History

British East India Company
- Name: Glatton
- Owner: Richard Neave
- Builder: Wells, Deptford
- Launched: 17 November 1762
- Fate: Sold 1772

Great Britain
- Name: Lord Howe
- Namesake: Lord Howe
- Owner: Mather & Co.
- Acquired: 1772 by purchase
- Fate: Last listed 1781; probably foundered

General characteristics
- Tons burthen: 499, or 676, or 720 (bm)
- Sail plan: Full-rigged ship
- Armament: 1778:14 × 9-pounder guns; 1780:24 × 9-pounder + 6 × 6-pounder guns;

= Glatton (1762 EIC ship) =

Glatton was launched as an East Indiaman. She made four voyages for the British East India Company (EIC) before her owners sold her in 1772. Her new owner, James Mather, renamed her Lord Howe and first deployed her to bring timber from North America to England. Mather then hired her out as a transport. She was last listed in 1782 and was probably the "ordinance storeship Lord Howe" that foundered in that year.

==Career==
1st EIC voyage (1763–1764): Captain Richard Doveton sailed from Portsmouth on 7 March 1763, bound for the East Indies and China. Glatton reached Benkulen on 29 July, and Batavia on 6 November. She arrived at Whampoa anchorage on 30 January 1764. Homeward-bound, she crossed the Second Bar on 25 March, reached st Helena on 8 August, and arrived back at Long Reach on 15 November.

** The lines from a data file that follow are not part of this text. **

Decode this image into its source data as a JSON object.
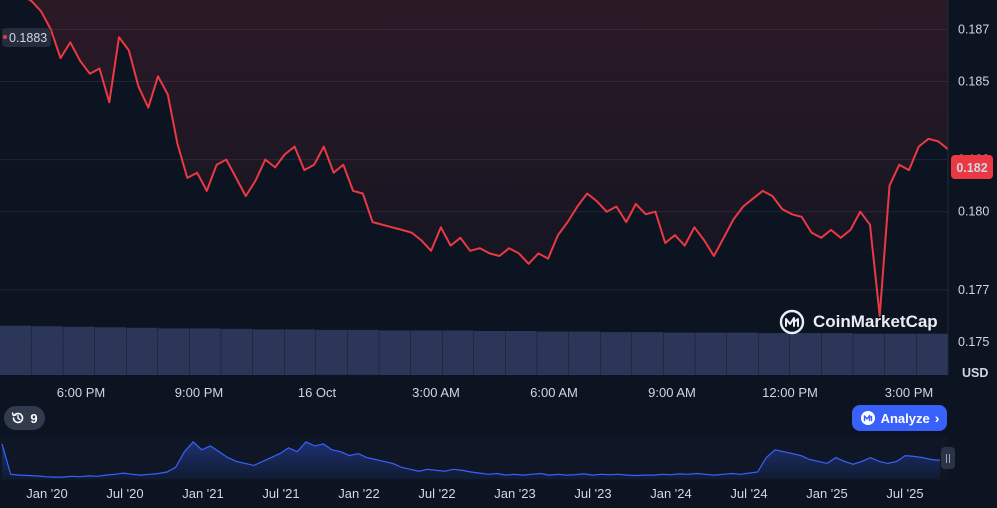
{
  "chart_data": {
    "type": "line",
    "currency_label": "USD",
    "y_ticks": [
      "0.187",
      "0.185",
      "0.182",
      "0.180",
      "0.177",
      "0.175"
    ],
    "x_ticks": [
      "6:00 PM",
      "9:00 PM",
      "16 Oct",
      "3:00 AM",
      "6:00 AM",
      "9:00 AM",
      "12:00 PM",
      "3:00 PM"
    ],
    "ylim": [
      0.17373,
      0.18813
    ],
    "open_price_label": "0.1883",
    "open_price": 0.1883,
    "current_price_label": "0.182",
    "current_price": 0.1822,
    "series": [
      {
        "values": [
          0.1884,
          0.1882,
          0.1883,
          0.1881,
          0.1877,
          0.187,
          0.1859,
          0.1865,
          0.1858,
          0.1853,
          0.1855,
          0.1842,
          0.1867,
          0.1862,
          0.1848,
          0.184,
          0.1852,
          0.1845,
          0.1826,
          0.1813,
          0.1815,
          0.1808,
          0.1818,
          0.182,
          0.1813,
          0.1806,
          0.1812,
          0.182,
          0.1817,
          0.1822,
          0.1825,
          0.1816,
          0.1818,
          0.1825,
          0.1815,
          0.1818,
          0.1808,
          0.1807,
          0.1796,
          0.1795,
          0.1794,
          0.1793,
          0.1792,
          0.1789,
          0.1785,
          0.1794,
          0.1787,
          0.179,
          0.1785,
          0.1786,
          0.1784,
          0.1783,
          0.1786,
          0.1784,
          0.178,
          0.1784,
          0.1782,
          0.1791,
          0.1796,
          0.1802,
          0.1807,
          0.1804,
          0.18,
          0.1802,
          0.1796,
          0.1803,
          0.1799,
          0.18,
          0.1788,
          0.1791,
          0.1787,
          0.1794,
          0.1789,
          0.1783,
          0.179,
          0.1797,
          0.1802,
          0.1805,
          0.1808,
          0.1806,
          0.1801,
          0.1799,
          0.1798,
          0.1792,
          0.179,
          0.1793,
          0.179,
          0.1793,
          0.18,
          0.1795,
          0.176,
          0.181,
          0.1818,
          0.1816,
          0.1825,
          0.1828,
          0.1827,
          0.1824
        ]
      }
    ],
    "volume": [
      0.93,
      0.92,
      0.91,
      0.9,
      0.89,
      0.88,
      0.88,
      0.87,
      0.86,
      0.86,
      0.85,
      0.85,
      0.84,
      0.84,
      0.84,
      0.83,
      0.83,
      0.82,
      0.82,
      0.81,
      0.81,
      0.8,
      0.8,
      0.8,
      0.79,
      0.79,
      0.79,
      0.78,
      0.78,
      0.78
    ],
    "navigator": {
      "x_ticks": [
        "Jan '20",
        "Jul '20",
        "Jan '21",
        "Jul '21",
        "Jan '22",
        "Jul '22",
        "Jan '23",
        "Jul '23",
        "Jan '24",
        "Jul '24",
        "Jan '25",
        "Jul '25"
      ],
      "values": [
        0.9,
        0.12,
        0.1,
        0.09,
        0.08,
        0.06,
        0.05,
        0.05,
        0.07,
        0.06,
        0.08,
        0.07,
        0.1,
        0.12,
        0.15,
        0.12,
        0.1,
        0.12,
        0.14,
        0.18,
        0.3,
        0.7,
        0.95,
        0.75,
        0.85,
        0.7,
        0.55,
        0.45,
        0.4,
        0.35,
        0.45,
        0.55,
        0.65,
        0.8,
        0.7,
        0.95,
        0.85,
        0.9,
        0.75,
        0.7,
        0.6,
        0.65,
        0.55,
        0.5,
        0.45,
        0.4,
        0.3,
        0.25,
        0.2,
        0.25,
        0.22,
        0.2,
        0.25,
        0.22,
        0.18,
        0.15,
        0.12,
        0.14,
        0.1,
        0.12,
        0.1,
        0.12,
        0.14,
        0.1,
        0.12,
        0.1,
        0.11,
        0.13,
        0.1,
        0.12,
        0.11,
        0.12,
        0.1,
        0.09,
        0.1,
        0.1,
        0.12,
        0.11,
        0.13,
        0.12,
        0.14,
        0.12,
        0.1,
        0.12,
        0.14,
        0.12,
        0.15,
        0.18,
        0.55,
        0.75,
        0.7,
        0.65,
        0.6,
        0.5,
        0.45,
        0.4,
        0.55,
        0.45,
        0.38,
        0.45,
        0.55,
        0.45,
        0.4,
        0.45,
        0.6,
        0.58,
        0.55,
        0.5,
        0.48
      ]
    }
  },
  "controls": {
    "history_count": "9",
    "analyze_label": "Analyze",
    "brand_name": "CoinMarketCap"
  },
  "colors": {
    "background": "#0d1421",
    "line": "#ea3943",
    "volume": "#2b3659",
    "navigator_line": "#3861fb",
    "analyze_button": "#3861fb"
  }
}
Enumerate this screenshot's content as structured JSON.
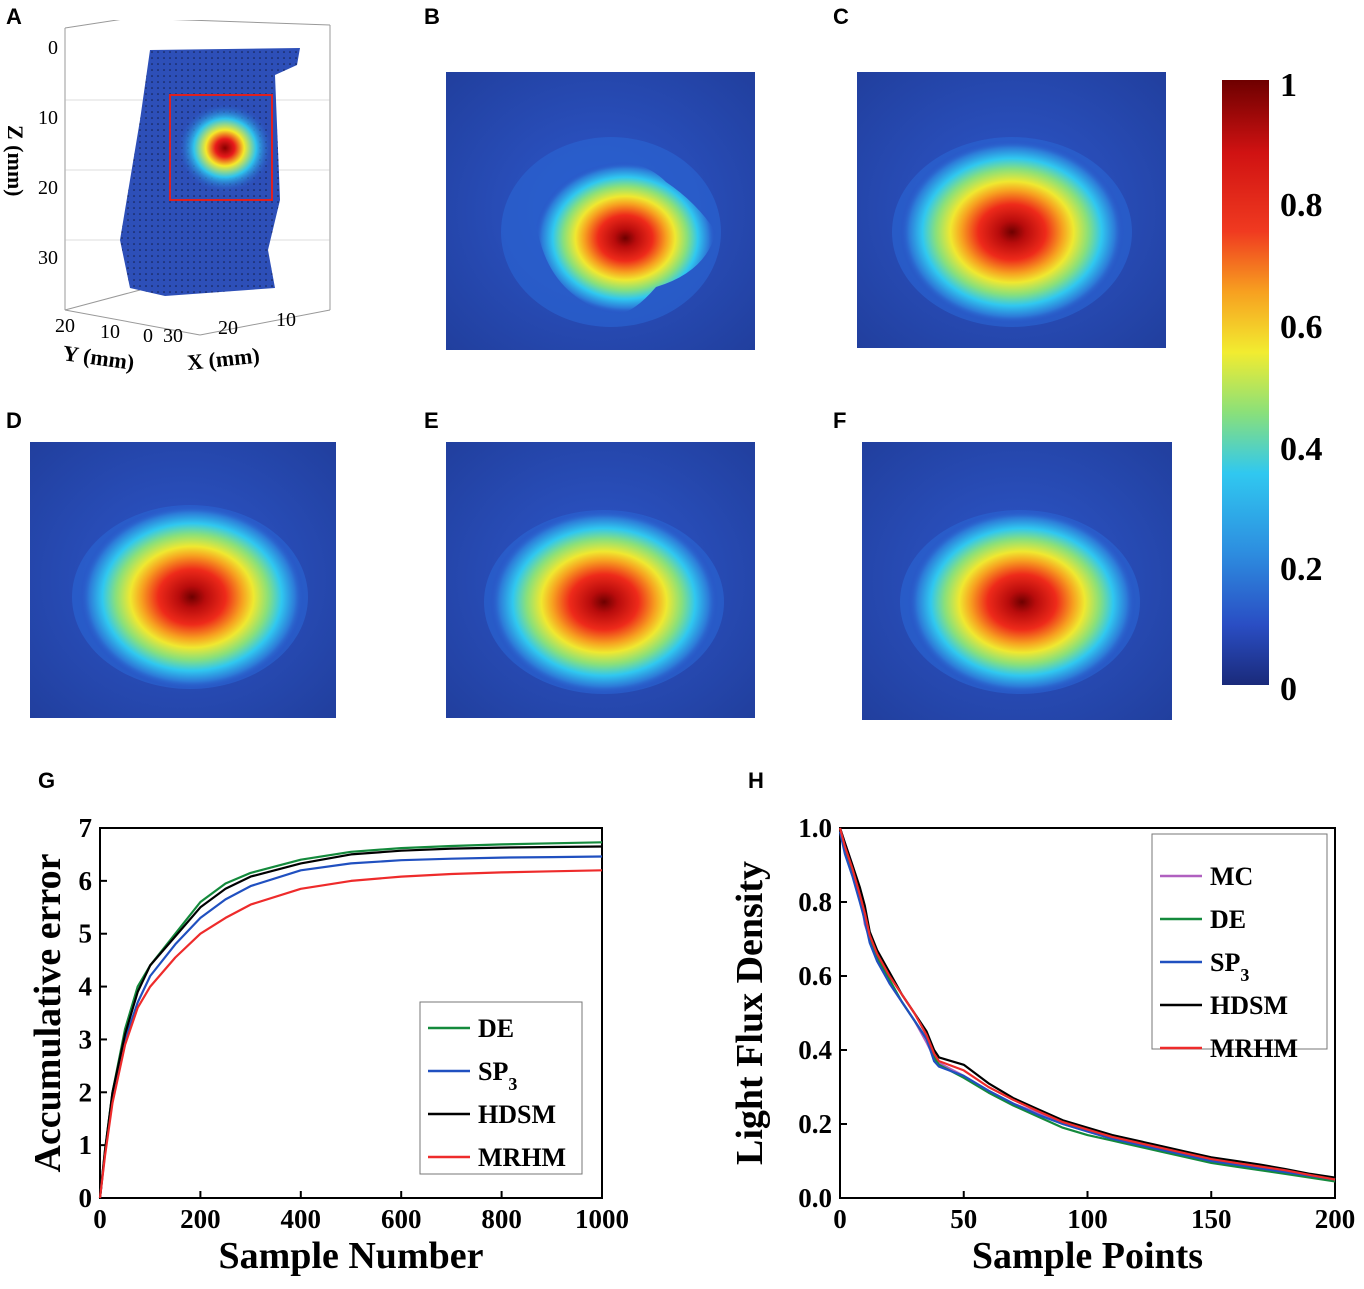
{
  "panels": {
    "A": "A",
    "B": "B",
    "C": "C",
    "D": "D",
    "E": "E",
    "F": "F",
    "G": "G",
    "H": "H"
  },
  "colors": {
    "bg_blue": "#2a4ec4",
    "dark_red": "#7a0000",
    "red": "#e81b1b",
    "yellow": "#f5e92a",
    "cyan": "#2fc4ee",
    "de": "#148a3c",
    "sp3": "#2050c0",
    "hdsm": "#000000",
    "mrhm": "#ee2b2b",
    "mc": "#b060c0"
  },
  "panel_a": {
    "z_axis_label": "Z (mm)",
    "z_ticks": [
      "0",
      "10",
      "20",
      "30"
    ],
    "y_axis_label": "Y (mm)",
    "y_ticks": [
      "20",
      "10",
      "0"
    ],
    "x_axis_label": "X (mm)",
    "x_ticks": [
      "30",
      "20",
      "10"
    ]
  },
  "colorbar": {
    "ticks": [
      "1",
      "0.8",
      "0.6",
      "0.4",
      "0.2",
      "0"
    ]
  },
  "chart_data": [
    {
      "id": "G",
      "type": "line",
      "xlabel": "Sample Number",
      "ylabel": "Accumulative error",
      "xlim": [
        0,
        1000
      ],
      "ylim": [
        0,
        7
      ],
      "xticks": [
        "0",
        "200",
        "400",
        "600",
        "800",
        "1000"
      ],
      "yticks": [
        "0",
        "1",
        "2",
        "3",
        "4",
        "5",
        "6",
        "7"
      ],
      "legend": "bottom-right",
      "x": [
        0,
        10,
        25,
        50,
        75,
        100,
        150,
        200,
        250,
        300,
        400,
        500,
        600,
        700,
        800,
        900,
        1000
      ],
      "series": [
        {
          "name": "DE",
          "color_key": "de",
          "values": [
            0,
            0.9,
            2.0,
            3.2,
            4.0,
            4.4,
            5.0,
            5.6,
            5.95,
            6.15,
            6.4,
            6.55,
            6.62,
            6.66,
            6.69,
            6.71,
            6.73
          ]
        },
        {
          "name": "SP3",
          "color_key": "sp3",
          "values": [
            0,
            0.85,
            1.9,
            3.0,
            3.7,
            4.2,
            4.8,
            5.3,
            5.65,
            5.9,
            6.2,
            6.33,
            6.39,
            6.42,
            6.44,
            6.45,
            6.46
          ]
        },
        {
          "name": "HDSM",
          "color_key": "hdsm",
          "values": [
            0,
            0.9,
            2.0,
            3.1,
            3.9,
            4.4,
            4.95,
            5.5,
            5.85,
            6.08,
            6.33,
            6.5,
            6.57,
            6.61,
            6.63,
            6.64,
            6.65
          ]
        },
        {
          "name": "MRHM",
          "color_key": "mrhm",
          "values": [
            0,
            0.8,
            1.8,
            2.9,
            3.6,
            4.0,
            4.55,
            5.0,
            5.3,
            5.55,
            5.85,
            6.0,
            6.08,
            6.13,
            6.16,
            6.18,
            6.2
          ]
        }
      ]
    },
    {
      "id": "H",
      "type": "line",
      "xlabel": "Sample Points",
      "ylabel": "Light Flux Density",
      "xlim": [
        0,
        200
      ],
      "ylim": [
        0,
        1.0
      ],
      "xticks": [
        "0",
        "50",
        "100",
        "150",
        "200"
      ],
      "yticks": [
        "0.0",
        "0.2",
        "0.4",
        "0.6",
        "0.8",
        "1.0"
      ],
      "legend": "top-right",
      "x": [
        0,
        2,
        5,
        8,
        10,
        12,
        15,
        20,
        25,
        30,
        35,
        38,
        40,
        50,
        60,
        70,
        80,
        90,
        100,
        110,
        120,
        130,
        140,
        150,
        160,
        170,
        180,
        190,
        200
      ],
      "series": [
        {
          "name": "MC",
          "color_key": "mc",
          "values": [
            1.0,
            0.96,
            0.9,
            0.83,
            0.74,
            0.7,
            0.65,
            0.58,
            0.53,
            0.48,
            0.42,
            0.38,
            0.365,
            0.33,
            0.29,
            0.255,
            0.23,
            0.2,
            0.18,
            0.16,
            0.145,
            0.13,
            0.115,
            0.1,
            0.09,
            0.08,
            0.07,
            0.06,
            0.05
          ]
        },
        {
          "name": "DE",
          "color_key": "de",
          "values": [
            1.0,
            0.95,
            0.88,
            0.81,
            0.76,
            0.7,
            0.65,
            0.59,
            0.53,
            0.48,
            0.43,
            0.38,
            0.36,
            0.325,
            0.285,
            0.25,
            0.22,
            0.19,
            0.17,
            0.155,
            0.14,
            0.125,
            0.11,
            0.095,
            0.085,
            0.075,
            0.065,
            0.055,
            0.045
          ]
        },
        {
          "name": "SP3",
          "color_key": "sp3",
          "values": [
            0.99,
            0.93,
            0.87,
            0.8,
            0.75,
            0.69,
            0.64,
            0.58,
            0.53,
            0.48,
            0.43,
            0.37,
            0.355,
            0.33,
            0.29,
            0.255,
            0.225,
            0.2,
            0.18,
            0.16,
            0.145,
            0.13,
            0.115,
            0.1,
            0.09,
            0.08,
            0.07,
            0.06,
            0.05
          ]
        },
        {
          "name": "HDSM",
          "color_key": "hdsm",
          "values": [
            1.0,
            0.96,
            0.9,
            0.84,
            0.79,
            0.72,
            0.67,
            0.61,
            0.55,
            0.5,
            0.45,
            0.4,
            0.38,
            0.36,
            0.31,
            0.27,
            0.24,
            0.21,
            0.19,
            0.17,
            0.155,
            0.14,
            0.125,
            0.11,
            0.1,
            0.09,
            0.078,
            0.065,
            0.055
          ]
        },
        {
          "name": "MRHM",
          "color_key": "mrhm",
          "values": [
            1.0,
            0.95,
            0.89,
            0.82,
            0.77,
            0.71,
            0.66,
            0.6,
            0.55,
            0.5,
            0.44,
            0.39,
            0.37,
            0.345,
            0.3,
            0.265,
            0.235,
            0.205,
            0.185,
            0.165,
            0.15,
            0.135,
            0.12,
            0.105,
            0.095,
            0.085,
            0.075,
            0.062,
            0.05
          ]
        }
      ]
    }
  ]
}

2nd EIC voyage (1765–1767): Captain Doveton sailed from the Downs on 26 December 1765, bound for Madras and China. Glatton reached the Cape on 27 March 1766, and Madras on 6 June. She arrived at Whampoa on 8 September. Homeward-bound, she crossed the Second Bar on 10 January 1767, reached St Helena on 21 April 1767, and arrived back at the Downs on 9 July.

3rd EIC voyage (1769–1770): Captain Doveton sailed from the Downs on 2 January 1769, bound for China. Glatton arrived at Whampoa on 12 July. Homeward-bound, she crossed the Second Bar on 29 November, reached St Helena on 20 February 1770, and arrived back at the Downs on 26 April.

4th EIC voyage (1771–1772): Captain Doveton sailed from Portsmouth on 6 February 1771, bound for China. Glatton reached Batavia on 20 June and arrived at Whampoa on 8 August. Homeward-bound, she crossed the Second Bar on 7 January 1772, reached St Helena on 11 April, and arrived at the Downs on 24 June.

Richard Neave sold Glatton in 1772.

Lord Howe (1772–1781): James Mather purchased Glatton and renamed her Lord Howe. Missing volumes of Lloyd's Register (LR) have resulted in Lord Howe first appearing in LR in 1776.

| Year | Master | Owner | Trade | Source |
|---|---|---|---|---|
| 1776 | Al.Oswald | J.Mather & Co. | London transport | LR; thorough repair 1768 |

On 10 May 1776 the transport Lord Howe, Oswald, master, was among the transports that brought troops and supplies for the relief of Quebec.

One source has the Americans seizing the transport Lord Howe in Boston on 17 June 1776 when she arrived there after the British had evacuated the town. The vessel seized appears to have been a different Lord Howe, as the former Glatton continued to appear in LR with updated data.

While Lord Howe was at Quebec she was apparently hired for a time as an armed ship, with the Royal Navy appointing a naval officer to command her. Commander Thomas Pringle commanded the "Lord Howe armed ship" from 10 May to 25 November. However, he was also appointed to command the British naval forces on Lake Champlain. These forces succeeded on 11 and 13 November 1776 in destroying almost the entire American flotilla there.

| Year | Master | Owner | Trade | Source |
|---|---|---|---|---|
| 1778 | Al.Oswald | J.Mather & Co. | London transport | LR; thorough repair 1768 |
| 1780 | Al.Oswald B.Francis | J.Mather & Co. | London transport | LR; thorough repair 1778 |
| 1781 | B.Francis | J.Mather & Co. | London transport | LR; thorough repair 1778 & good repair 1780 |

==Fate==
The "Ordinance storeship Lord Howe", from London, foundered on 17 October 1781 at . The crew were saved.

Lord Howe (ex-Glatton) was last listed in 1781.